VIRTUOSO Banjo player, vocalist and leader of Silkroad Ensemble, Rhiannon Giddons comes to SSU in November to lead the group formed by Yo-Yo Ma in 2000. (Photo by Ebru Yildiz)

By Dave Gil de Rubio

The adjective “Renaissance” is often overused when describing someone proficient in a wide range of fields. In the case of Rhiannon Giddens, the term is drastically insufficient to describe the ride she’s been on since releasing her 2015 solo debut, Tomorrow Is My Turn, following her successful run with old-time string band the Carolina Chocolate Drops.

She appears locally on Saturday, Nov. 18, as artistic director of Silkroad Ensemble, a position previously held by the collective’s founder, Yo-Yo Ma. They will perform at the Green Music Center on the Sonoma State University campus to end a nine-city tour.

Giddens has accomplished a great deal during the last five years. She released two albums with creative/romantic partner Francesco Turrisi, 2019’s There Is No Other and 2021’s Grammy Award-winning They’re Calling Me Home; wrapped up the second of two seasons playing a gospel-singing social worker on the television drama Nashville; wrote a pair of children’s books, Build a House and We Could Fly; scored music for the Nashville Ballet (Lucy Negro, Redux); and was commissioned to write music for an opera for which she won a Pulitzer Prize for Music, 2020’s Omar.

And that doesn’t include stints hosting a podcast, Aria Code with Rhiannon Giddens, and being named the artistic director of the cross-cultural music organization Silkroad Ensemble, overseeing a 12-part video series called The Banjo: Music, History and Heritage or being named the musical director of the 2023 Ojai Music Festival. And let’s not forget she just released the Jack Splash-produced You’re the One, her first solo album since 2017’s Freedom Highway

“I tend to work better when I’m also doing eight other things,” she said during a call from her home in Ireland. “I think I’m destined to go through life constantly stressed, but it is what it is. I’ve had a lot of amazing opportunities that I’m grateful for.”

While You’re The One was released in mid-August, she’s currently focused on her work as artistic director of Silkroad Ensemble. 

IN PERFORMANCE Silkroad Ensemble, founded by Yo-Yo Ma in 2000, is touring their latest project, “American Railroad,” featuring current director Rhiannon Giddens (banjo). (Photo by Adam Gurczak)

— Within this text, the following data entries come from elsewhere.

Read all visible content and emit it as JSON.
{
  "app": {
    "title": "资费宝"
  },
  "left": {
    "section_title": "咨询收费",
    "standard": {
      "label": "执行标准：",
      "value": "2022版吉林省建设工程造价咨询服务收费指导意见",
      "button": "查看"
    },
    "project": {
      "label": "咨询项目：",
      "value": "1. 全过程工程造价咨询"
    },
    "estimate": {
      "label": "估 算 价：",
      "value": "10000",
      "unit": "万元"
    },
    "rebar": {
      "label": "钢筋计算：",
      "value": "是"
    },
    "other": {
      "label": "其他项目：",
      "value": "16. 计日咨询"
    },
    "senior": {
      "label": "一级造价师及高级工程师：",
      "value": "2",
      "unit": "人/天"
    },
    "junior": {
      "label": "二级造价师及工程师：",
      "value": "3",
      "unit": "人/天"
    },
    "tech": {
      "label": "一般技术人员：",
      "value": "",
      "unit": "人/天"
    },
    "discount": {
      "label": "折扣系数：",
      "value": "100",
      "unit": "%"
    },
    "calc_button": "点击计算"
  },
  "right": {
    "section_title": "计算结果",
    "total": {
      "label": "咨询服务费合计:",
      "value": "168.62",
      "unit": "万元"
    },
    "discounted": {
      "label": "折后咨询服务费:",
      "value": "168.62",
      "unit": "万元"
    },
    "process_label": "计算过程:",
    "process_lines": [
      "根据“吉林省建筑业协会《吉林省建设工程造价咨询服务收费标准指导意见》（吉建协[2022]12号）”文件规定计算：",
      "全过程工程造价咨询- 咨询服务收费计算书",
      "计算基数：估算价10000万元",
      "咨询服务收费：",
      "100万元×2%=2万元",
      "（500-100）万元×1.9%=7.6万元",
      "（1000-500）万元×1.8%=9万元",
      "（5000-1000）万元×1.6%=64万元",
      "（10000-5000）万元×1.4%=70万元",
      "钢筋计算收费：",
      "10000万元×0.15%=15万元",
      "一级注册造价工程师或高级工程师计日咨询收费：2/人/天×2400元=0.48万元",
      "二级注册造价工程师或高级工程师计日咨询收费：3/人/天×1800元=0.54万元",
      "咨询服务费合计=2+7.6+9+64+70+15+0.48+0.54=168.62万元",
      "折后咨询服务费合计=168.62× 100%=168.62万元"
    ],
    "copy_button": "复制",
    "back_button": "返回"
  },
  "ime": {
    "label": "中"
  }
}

“We have a big initiative called the American Railroad, which is looking at the building of the transcontinental railroad from the viewpoint of the people who built it and the people that were most disrupted by it, rather than the people who benefited most from it,” she said. 

Giddens is in the midst of a fall tour that promotes the American Railroad project. She’ll perform new compositions and interpretations of other material alongside Silkroad Ensemble. The music will complement the mission of the American Railroad project to spotlight the often-overlooked contributions of America’s diverse communities to America’s railroad history. 

The American Railroad project fits well with much of Giddens’ other recorded work, which has dealt with weighty subjects ranging from the 1963 Ku Klux Klan bombing of a Baptist church in Alabama that killed four little girls, to the evils of slavery.

And then there’s that certain accomplishment of landing a Pulitzer Prize for Music for composing an opera based on the Arabic language autobiography of Omar Ibn Said, a highly literate Muslim cleric who was enslaved and brought over to the United States in the early 1800s, during which time he died in bondage, but not before penning his memoirs.

“The Spoleto Festival USA approached me about it and asked if I’d ever heard of Omar Ibn Said, and I said, ‘No,’” Giddens said. “They told me a story about him being brought to South Carolina as a slave, and they asked if I’d be interested in writing an opera about it and I agreed. And then I thought, ‘Oh my God, what have I done?’”

She continued, “But yeah, it was an amazing experience. I’m not sure it’s one I want to repeat, but it got delayed a few years by the pandemic, which only made it better to give us a little extra breathing room to finish the things we needed to.”